La politique en vigueur dans l’entreprise prévoit qu’il est « strictement interdit d’être en possession d’alcool, de drogue ou de toutes autres substances affectant les facultés, à l’intérieur de l’un de ses établissements ou sur sa propriété incluant notamment les stationnements » (paragr. 112). Il est également interdit de « faire la distribution ou le trafic ».

Or, étant aux prises avec un problème récurrent de trafic et de consommation de drogue depuis plusieurs années, il a demandé la collaboration de la Sûreté du Québec afin de bénéficier des services d’un agent d’infiltration et qu’une fouille de plusieurs casiers des salariés soit effectuée.

Sans surprise, il a trouvé une balance numérique de poche ainsi qu’une quantité non précisée de cannabis dans le manteau de cet opérateur de chariot élévateur, surnommé «le facteur» par ses collègues puisqu’il était connu pour faire la distribution de drogue.

L’employeur l’a suspendu 1 mois. Avant de lui permettre de revenir au travail, il lui a présenté une « entente de dernière chance » (paragr. 138) par laquelle le salarié devait s’engager à respecter des conditions. Devant le refus de ce dernier de signer cette entente, l’employeur a mis fin à son emploi.

La fouille des casiers était légale et a été reçue à titre de preuve

En ce qui a trait au droit au respect de la vie privée prévu à l’article 5 de la Charte des droits et libertés de la personne, la jurisprudence en droit du travail a reconnu que l’attente raisonnable en matière de vie privée au travail est moindre. En effet, les salariés savent que l’employeur a l’obligation légale, en vertu de l’article 51 de la Loi sur la santé et la sécurité du travail (LSST), « de prendre les mesures nécessaires pour protéger la santé et assurer la sécurité et l’intégrité physique du travailleur » (paragr. 86).

L’employeur peut procéder à la fouille des casiers des salariés s’il a des motifs raisonnables de croire qu’une violation de sa politique interdisant la possession, la consommation ou le trafic de drogue, dont le cannabis, a été perpétrée ou est en voie de l’être.

L’arbitre de griefs a conclu en ce sens et a mentionné que la preuve de cette violation se trouvait sur les lieux du travail ou sur la personne du salarié.

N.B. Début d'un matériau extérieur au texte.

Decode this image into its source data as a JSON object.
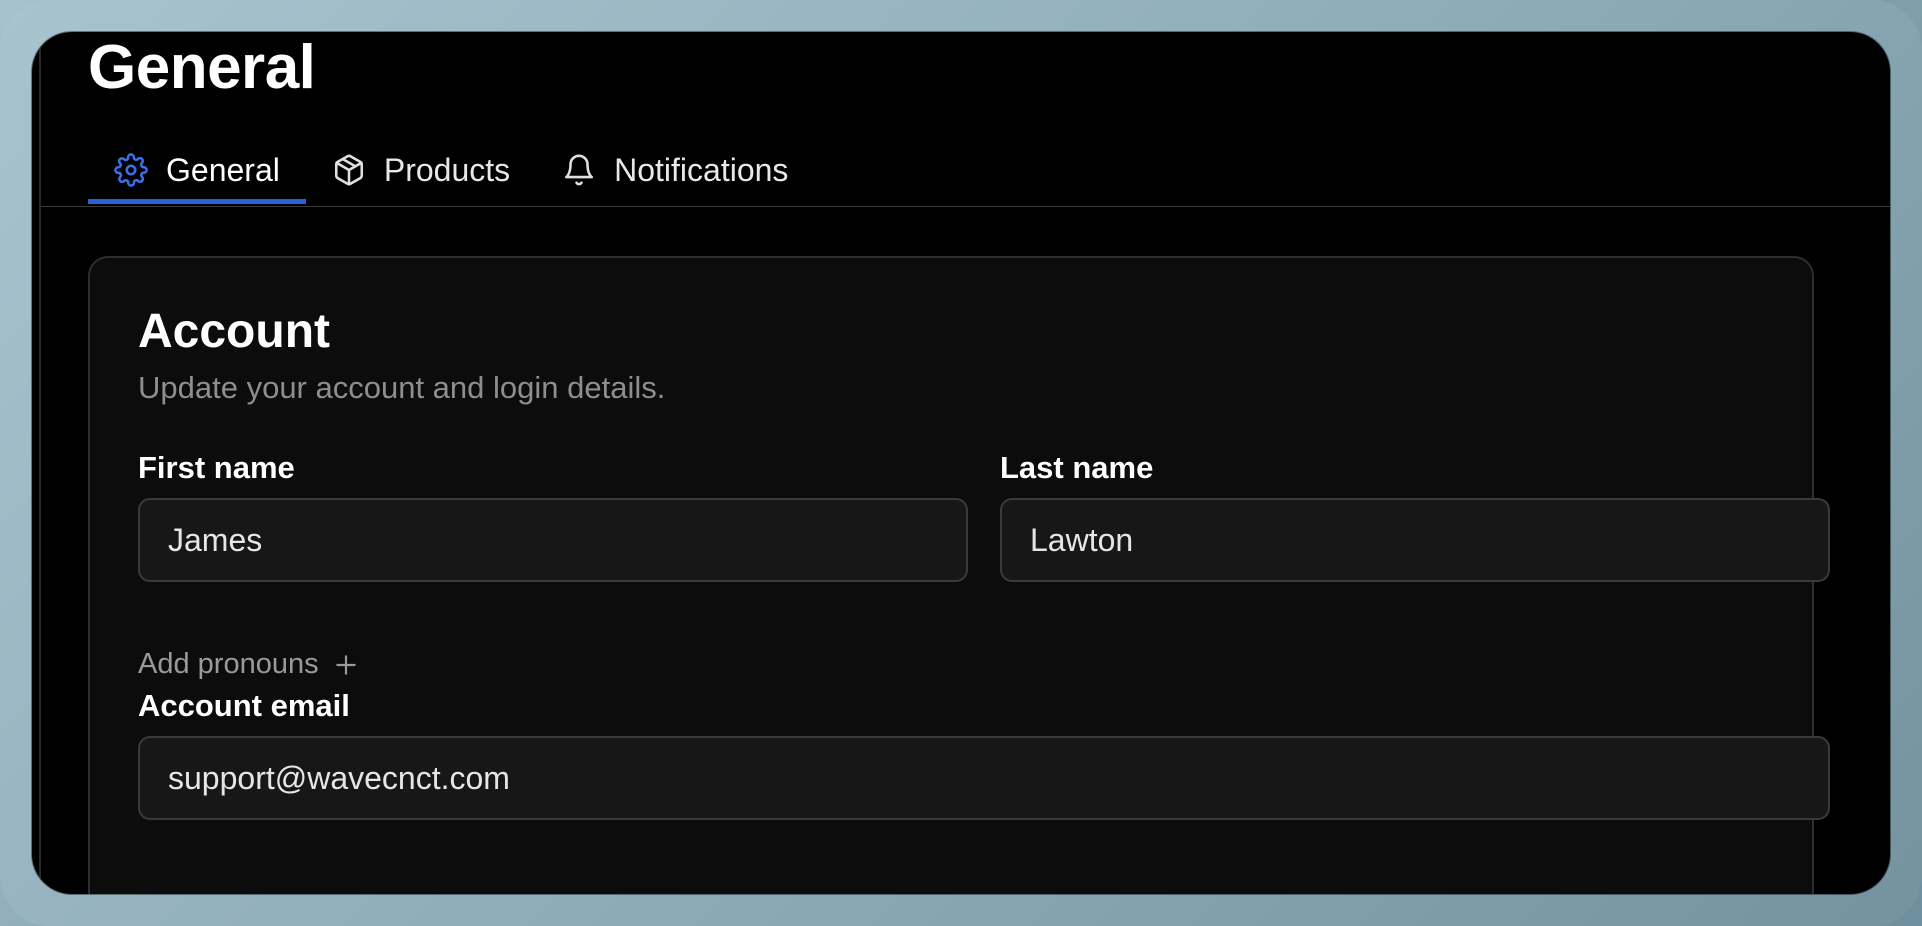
{
  "page": {
    "title": "General"
  },
  "tabs": [
    {
      "label": "General",
      "icon": "gear-icon",
      "active": true
    },
    {
      "label": "Products",
      "icon": "box-icon",
      "active": false
    },
    {
      "label": "Notifications",
      "icon": "bell-icon",
      "active": false
    }
  ],
  "account": {
    "title": "Account",
    "subtitle": "Update your account and login details.",
    "first_name": {
      "label": "First name",
      "value": "James"
    },
    "last_name": {
      "label": "Last name",
      "value": "Lawton"
    },
    "add_pronouns": {
      "label": "Add pronouns",
      "icon": "plus-icon"
    },
    "email": {
      "label": "Account email",
      "value": "support@wavecnct.com"
    }
  },
  "colors": {
    "accent": "#2b5fd9",
    "background": "#000000",
    "card": "#0c0c0c",
    "input": "#171717",
    "muted_text": "#8e8e8e"
  }
}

Quels étaient ici les motifs raisonnables de l’employeur pour procéder à une fouille ?

Ces motifs raisonnables peuvent découler de la plainte d’un seul salarié ou être fondés sur des renseignements fournis par plusieurs salariés ou sur des observations faites par l’employeur, ou encore sur une combinaison de ces éléments d’information que l’employeur juge crédibles dans l’ensemble.

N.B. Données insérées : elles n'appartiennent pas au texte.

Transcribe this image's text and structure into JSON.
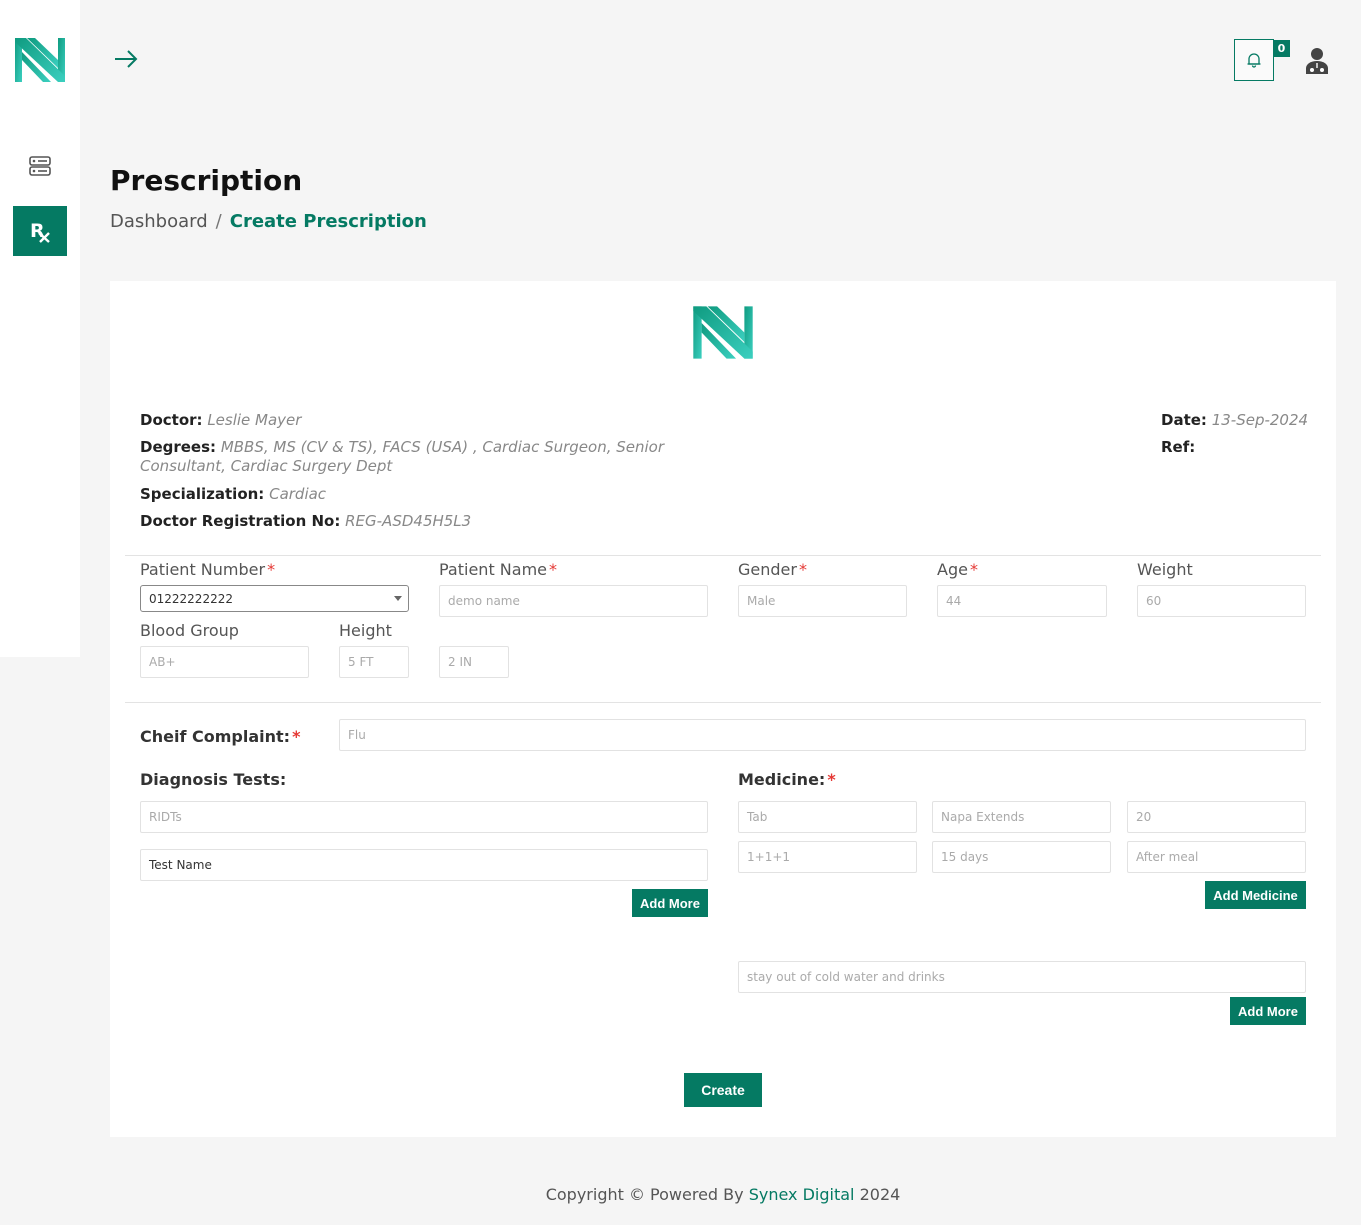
{
  "colors": {
    "accent": "#057a63",
    "logo_gradient": [
      "#0f9b80",
      "#3bcfbf"
    ],
    "required": "#e53935"
  },
  "sidebar": {
    "items": [
      {
        "icon": "list-icon",
        "active": false
      },
      {
        "icon": "rx-icon",
        "active": true
      }
    ]
  },
  "header": {
    "notifications_count": "0"
  },
  "page": {
    "title": "Prescription",
    "breadcrumb": {
      "home": "Dashboard",
      "separator": "/",
      "current": "Create Prescription"
    }
  },
  "doctor": {
    "name_label": "Doctor:",
    "name": "Leslie Mayer",
    "degrees_label": "Degrees:",
    "degrees_line1": "MBBS, MS (CV & TS), FACS (USA) , Cardiac Surgeon, Senior",
    "degrees_line2": "Consultant, Cardiac Surgery Dept",
    "specialization_label": "Specialization:",
    "specialization": "Cardiac",
    "reg_label": "Doctor Registration No:",
    "reg_no": "REG-ASD45H5L3",
    "date_label": "Date:",
    "date": "13-Sep-2024",
    "ref_label": "Ref:"
  },
  "patient": {
    "number_label": "Patient Number",
    "number_value": "01222222222",
    "name_label": "Patient Name",
    "name_value": "demo name",
    "gender_label": "Gender",
    "gender_value": "Male",
    "age_label": "Age",
    "age_value": "44",
    "weight_label": "Weight",
    "weight_value": "60",
    "blood_label": "Blood Group",
    "blood_value": "AB+",
    "height_label": "Height",
    "height_ft": "5 FT",
    "height_in": "2 IN",
    "required_mark": "*"
  },
  "complaint": {
    "label": "Cheif Complaint:",
    "value": "Flu"
  },
  "diagnosis": {
    "label": "Diagnosis Tests:",
    "test_value": "RIDTs",
    "test_placeholder": "Test Name",
    "add_more": "Add More"
  },
  "medicine": {
    "label": "Medicine:",
    "type": "Tab",
    "name": "Napa Extends",
    "qty": "20",
    "dose": "1+1+1",
    "duration": "15 days",
    "timing": "After meal",
    "add_medicine": "Add Medicine",
    "advice": "stay out of cold water and drinks",
    "add_more": "Add More"
  },
  "form": {
    "create": "Create"
  },
  "footer": {
    "prefix": "Copyright © Powered By",
    "brand": "Synex Digital",
    "year": "2024"
  }
}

À cet égard, un problème de drogue existait au sein de l’entreprise à un point tel que l’employeur a fait appel à la police. De plus, lorsque le problème est de cette importance et que les salariés dénoncent des collègues, l’employeur a le devoir de réagir rapidement. Ainsi, la fouille d’un salarié ou de son casier ne nécessitera pas une autorisation préalable.

De plus, un représentant syndical avait été témoin d’une importante transaction de drogue dans les casiers à l’heure du dîner.   

Moyen raisonnable et le moins intrusif possible

La fouille a également été exercée de façon la moins intrusive possible. En effet, les casiers n’étaient pas cadenassés, le chauffeur de chariot élévateur était présent à l’occasion de la fouille et celle-ci n’a pas été faite de manière envahissante. La fouille était donc justifiée, malgré une certaine atteinte au droit au respect de la vie privée.

Quelle a été la sanction pour ce salarié ?

Une suspension de 1 mois d’abord…

Pour avoir contrevenu à la politique qui interdit la possession de drogue sur les lieux du travail, le chauffeur de chariot élévateur a été suspendu 1 mois. L’arbitre a considéré qu’il s’agissait d’une sanction raisonnable, compte tenu d’un incident survenu au travail relativement à la drogue et de la preuve qui faisait que la possession d’une balance numérique, notamment, permettait d’inférer son intention d’en faire le trafic.

… puis le congédiement

Le salarié a été congédié en raison de son refus de signer une entente de dernière chance par laquelle il devait s’engager à subir des tests de dépistage aléatoires pour une période de 3 ans et à reconnaître que le non-respect de l’une des conditions, ou l’obtention d’un test de dépistage positif, entraînerait automatiquement un congédiement.

L’arbitre de griefs a souligné que, à moins qu’il ne s’agisse de conditions contraires à l’ordre public, à la loi ou à la convention collective, un salarié ne peut refuser de telles conditions, d’autant moins lorsqu’il s’agit d’une « entente de dernière chance » (paragr. 86) et qu’il possède des antécédents liés à la drogue.

L’employeur devait s’assurer que ce chauffeur de chariot se corrigerait à l’avenir et qu’il ne représenterait plus un danger pour lui-même ni pour ses collègues.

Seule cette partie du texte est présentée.